An alternative response to mass structural unemployment is welfare. The universal living wage is not welfare, because it is not means-tested. Rather, it is age-neutral social security that we would all get. Social Security is politically popular because we all benefit from it. Welfare is less popular because some see welfare recipients as "takers" and see themselves as "makers," even if they themselves are currently unemployed. (This is the "my case is different" mindset that pro-life women suffer from when getting an abortion.) America's current welfare system would leave most people homeless in an automated economy, as cash welfare is available only to families with children and expires after 24 months. An application for housing assistance already puts people on multi-year waiting lists just for tickets in long-odds housing lotteries, and would be even more of a joke with higher unemployment. The only action the US government takes to keep most poor people alive today is to give them a minimum supply of food. Welfare would have to be dramatically expanded under mass structural unemployment in order to avoid mass homelessness. Perhaps this could be achieved through the negative income tax, a welfare idea that seems intentionally named to be as unpopular as possible.

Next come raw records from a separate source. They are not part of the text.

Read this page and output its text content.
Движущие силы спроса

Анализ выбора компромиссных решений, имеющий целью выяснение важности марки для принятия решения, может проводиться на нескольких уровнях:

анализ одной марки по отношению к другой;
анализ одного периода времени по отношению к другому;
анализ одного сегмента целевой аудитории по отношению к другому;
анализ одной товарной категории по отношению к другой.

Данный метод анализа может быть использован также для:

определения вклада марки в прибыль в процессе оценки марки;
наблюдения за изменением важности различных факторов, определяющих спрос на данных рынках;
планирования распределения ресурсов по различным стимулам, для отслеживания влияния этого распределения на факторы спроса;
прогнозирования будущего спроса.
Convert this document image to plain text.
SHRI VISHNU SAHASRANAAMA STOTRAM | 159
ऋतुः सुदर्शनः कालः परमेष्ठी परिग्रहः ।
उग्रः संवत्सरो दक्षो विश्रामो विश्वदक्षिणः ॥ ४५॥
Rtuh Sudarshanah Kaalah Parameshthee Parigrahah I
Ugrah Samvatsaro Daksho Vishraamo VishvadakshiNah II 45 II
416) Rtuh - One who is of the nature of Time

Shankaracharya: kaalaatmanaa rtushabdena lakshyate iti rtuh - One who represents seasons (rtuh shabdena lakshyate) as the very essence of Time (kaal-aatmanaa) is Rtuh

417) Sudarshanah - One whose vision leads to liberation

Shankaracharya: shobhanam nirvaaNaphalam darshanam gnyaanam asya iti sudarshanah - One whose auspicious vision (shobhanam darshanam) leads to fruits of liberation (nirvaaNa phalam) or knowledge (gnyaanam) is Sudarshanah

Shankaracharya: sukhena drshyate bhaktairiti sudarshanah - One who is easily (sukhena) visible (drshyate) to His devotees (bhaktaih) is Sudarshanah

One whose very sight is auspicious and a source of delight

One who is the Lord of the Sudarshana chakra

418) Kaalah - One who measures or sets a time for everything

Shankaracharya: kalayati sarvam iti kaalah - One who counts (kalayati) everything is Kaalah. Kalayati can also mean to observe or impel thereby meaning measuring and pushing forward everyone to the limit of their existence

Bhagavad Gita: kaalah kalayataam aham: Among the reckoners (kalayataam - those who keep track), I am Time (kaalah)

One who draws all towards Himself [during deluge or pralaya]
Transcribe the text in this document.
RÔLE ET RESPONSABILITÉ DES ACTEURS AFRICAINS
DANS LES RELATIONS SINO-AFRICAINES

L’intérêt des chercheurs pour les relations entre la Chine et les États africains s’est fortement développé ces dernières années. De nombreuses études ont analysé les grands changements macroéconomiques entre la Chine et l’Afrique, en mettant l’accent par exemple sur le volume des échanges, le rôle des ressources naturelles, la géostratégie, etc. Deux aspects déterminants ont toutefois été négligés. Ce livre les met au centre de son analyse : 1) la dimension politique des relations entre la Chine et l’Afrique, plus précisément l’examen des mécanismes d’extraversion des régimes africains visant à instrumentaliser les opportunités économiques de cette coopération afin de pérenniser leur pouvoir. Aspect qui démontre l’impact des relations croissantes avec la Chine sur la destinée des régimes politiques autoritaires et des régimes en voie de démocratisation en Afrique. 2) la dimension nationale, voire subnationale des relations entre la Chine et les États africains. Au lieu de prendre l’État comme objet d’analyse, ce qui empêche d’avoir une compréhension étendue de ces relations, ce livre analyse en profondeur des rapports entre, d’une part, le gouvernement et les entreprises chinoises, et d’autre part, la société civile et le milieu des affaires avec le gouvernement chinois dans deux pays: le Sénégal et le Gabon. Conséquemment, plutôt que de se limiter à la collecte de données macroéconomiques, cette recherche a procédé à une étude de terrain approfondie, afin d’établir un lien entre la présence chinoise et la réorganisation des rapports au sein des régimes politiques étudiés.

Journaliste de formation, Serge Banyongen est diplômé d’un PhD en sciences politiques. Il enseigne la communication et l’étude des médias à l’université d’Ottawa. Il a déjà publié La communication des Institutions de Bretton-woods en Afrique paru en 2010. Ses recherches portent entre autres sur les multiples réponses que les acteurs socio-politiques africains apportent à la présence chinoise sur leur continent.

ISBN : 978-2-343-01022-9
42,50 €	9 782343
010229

Another option is to create massive New Deal-style government projects for the primary purpose of employing humans — expensive, inefficient humans.
Or we could establish quotas for human workers at companies, or flat-out ban certain types of robots and automated software.
But perhaps none of this will be needed. Perhaps automation will stop replacing human workers, or perhaps automation will create a new industry that will employ everyone again at middle-class wages. But we shouldn't be blind to why so much job loss is already happening. Nor should we let a problem this big continue to snowball without discussing our options. The universal living wage is the best option I've heard so far. Your thoughts?